Sobre las nubes
Sobre las nubes camina la medianoche. Por encima de la medianoche cuelga el pájaro invisible del día. Un poco más alto, el éter crece y los techos flotan.
Un personaje sin ojos mira directamente al espectador con un ademán enigmático. La postura del cuerpo es en sí misma extraña: las piernas, que más bien parecen femeninas, se inclinan hacia el frente, como en una invitación dudosa; no tiene brazos, pero se entiende, en la amalgama de hilos que conforman al torso, una cualidad contenida; el remate es sin duda la cara, que no tiene rostro, pero que de alguna forma logra expresión —no hay ojos, no hay boca, pero sí hay una presencia insistente que incita a un atisbo de personalidad etérea.
Max Ernst pinta Au dessus des nuages en 1920, con la influencia notable de los surrealistas condensados en México y los dadaístas desperdigados en Europa. Los años 20 —y particularmente en París— se caracterizaron por dejar que el influjo preconsciente del psicoanálisis los dominase, arrastrando detrás suyo la vigilia tangible, que cada vez hacía menos sentido. El campo onírico que abarca la obra es más que evidente: las nubes se extienden hacia un horizonte que no se entiende, pero que indiscutiblemente está ahí, como la figura que enfrenta al espectador —casi invitándolo a formar parte de su entorno.

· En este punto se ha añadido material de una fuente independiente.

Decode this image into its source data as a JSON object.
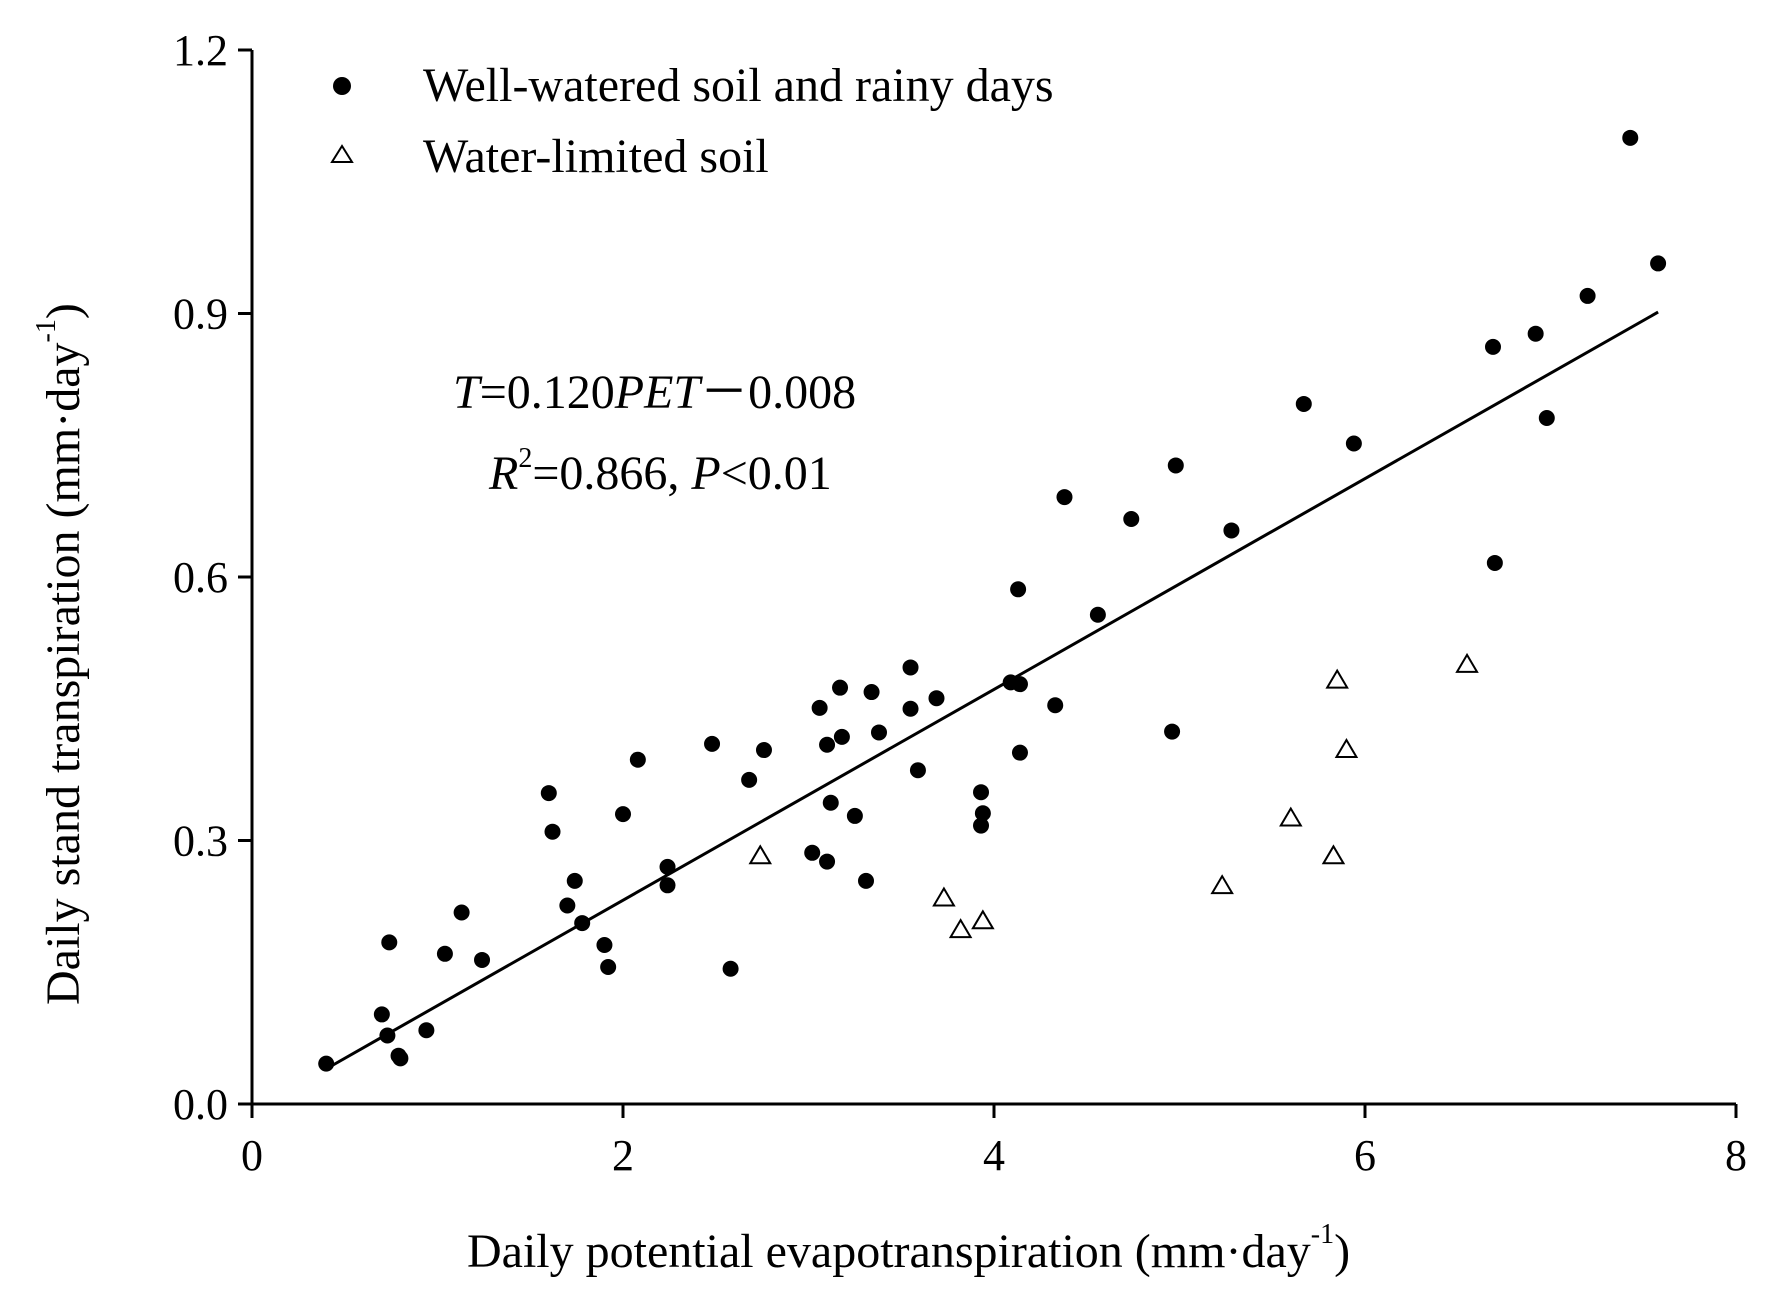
{
  "chart_data": {
    "type": "scatter",
    "xlabel": "Daily potential evapotranspiration (mm·day",
    "xlabel_sup": "-1",
    "xlabel_close": ")",
    "ylabel": "Daily stand transpiration (mm·day",
    "ylabel_sup": "-1",
    "ylabel_close": ")",
    "xlim": [
      0,
      8
    ],
    "ylim": [
      0,
      1.2
    ],
    "xticks": [
      0,
      2,
      4,
      6,
      8
    ],
    "xtick_labels": [
      "0",
      "2",
      "4",
      "6",
      "8"
    ],
    "yticks": [
      0,
      0.3,
      0.6,
      0.9,
      1.2
    ],
    "ytick_labels": [
      "0.0",
      "0.3",
      "0.6",
      "0.9",
      "1.2"
    ],
    "legend_position": "top-left",
    "series": [
      {
        "name": "Well-watered soil and rainy days",
        "marker": "filled-circle",
        "points": [
          [
            0.4,
            0.046
          ],
          [
            0.7,
            0.102
          ],
          [
            0.73,
            0.078
          ],
          [
            0.74,
            0.184
          ],
          [
            0.79,
            0.055
          ],
          [
            0.8,
            0.052
          ],
          [
            0.94,
            0.084
          ],
          [
            1.04,
            0.171
          ],
          [
            1.13,
            0.218
          ],
          [
            1.24,
            0.164
          ],
          [
            1.6,
            0.354
          ],
          [
            1.62,
            0.31
          ],
          [
            1.7,
            0.226
          ],
          [
            1.74,
            0.254
          ],
          [
            1.78,
            0.206
          ],
          [
            1.9,
            0.181
          ],
          [
            1.92,
            0.156
          ],
          [
            2.0,
            0.33
          ],
          [
            2.08,
            0.392
          ],
          [
            2.24,
            0.27
          ],
          [
            2.24,
            0.249
          ],
          [
            2.48,
            0.41
          ],
          [
            2.58,
            0.154
          ],
          [
            2.68,
            0.369
          ],
          [
            2.76,
            0.403
          ],
          [
            3.02,
            0.286
          ],
          [
            3.06,
            0.451
          ],
          [
            3.1,
            0.409
          ],
          [
            3.1,
            0.276
          ],
          [
            3.12,
            0.343
          ],
          [
            3.17,
            0.474
          ],
          [
            3.18,
            0.418
          ],
          [
            3.25,
            0.328
          ],
          [
            3.31,
            0.254
          ],
          [
            3.34,
            0.469
          ],
          [
            3.38,
            0.423
          ],
          [
            3.55,
            0.497
          ],
          [
            3.55,
            0.45
          ],
          [
            3.59,
            0.38
          ],
          [
            3.69,
            0.462
          ],
          [
            3.93,
            0.355
          ],
          [
            3.94,
            0.331
          ],
          [
            3.93,
            0.317
          ],
          [
            4.09,
            0.48
          ],
          [
            4.13,
            0.586
          ],
          [
            4.14,
            0.478
          ],
          [
            4.14,
            0.4
          ],
          [
            4.33,
            0.454
          ],
          [
            4.38,
            0.691
          ],
          [
            4.56,
            0.557
          ],
          [
            4.74,
            0.666
          ],
          [
            4.96,
            0.424
          ],
          [
            4.98,
            0.727
          ],
          [
            5.28,
            0.653
          ],
          [
            5.67,
            0.797
          ],
          [
            5.94,
            0.752
          ],
          [
            6.69,
            0.862
          ],
          [
            6.7,
            0.616
          ],
          [
            6.92,
            0.877
          ],
          [
            6.98,
            0.781
          ],
          [
            7.2,
            0.92
          ],
          [
            7.43,
            1.1
          ],
          [
            7.58,
            0.957
          ]
        ]
      },
      {
        "name": "Water-limited soil",
        "marker": "open-triangle",
        "points": [
          [
            2.74,
            0.282
          ],
          [
            3.73,
            0.234
          ],
          [
            3.82,
            0.198
          ],
          [
            3.94,
            0.208
          ],
          [
            5.23,
            0.248
          ],
          [
            5.6,
            0.325
          ],
          [
            5.83,
            0.282
          ],
          [
            5.85,
            0.482
          ],
          [
            5.9,
            0.403
          ],
          [
            6.55,
            0.5
          ]
        ]
      }
    ],
    "regression": {
      "slope": 0.12,
      "intercept": -0.008,
      "x_range": [
        0.4,
        7.58
      ]
    },
    "annotation": {
      "eq_T": "T",
      "eq_mid": "=0.120",
      "eq_PET": "PET",
      "eq_tail": "－0.008",
      "r_R": "R",
      "r_sup": "2",
      "r_mid": "=0.866, ",
      "r_P": "P",
      "r_tail": "<0.01"
    }
  }
}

No deja de sorprender el dinamismo contenido en la monocromía de gris: a pesar del carácter inherentemente apagado de la gama, una chispa misteriosa parece encender a la composición: si bien está cargada a la izquierda —por la presencia de la figura principal—, hay algo en esos ojos no-presentes que induce a un trance, algo que entume la mente del espectador inmerso en los arreglos sutiles del color. Max Ernst logra atrapar la vista entre el entramado gris de su personaje, que en definitiva no es humano, pero que enfrenta la humanidad de aquel que se encuentra con él.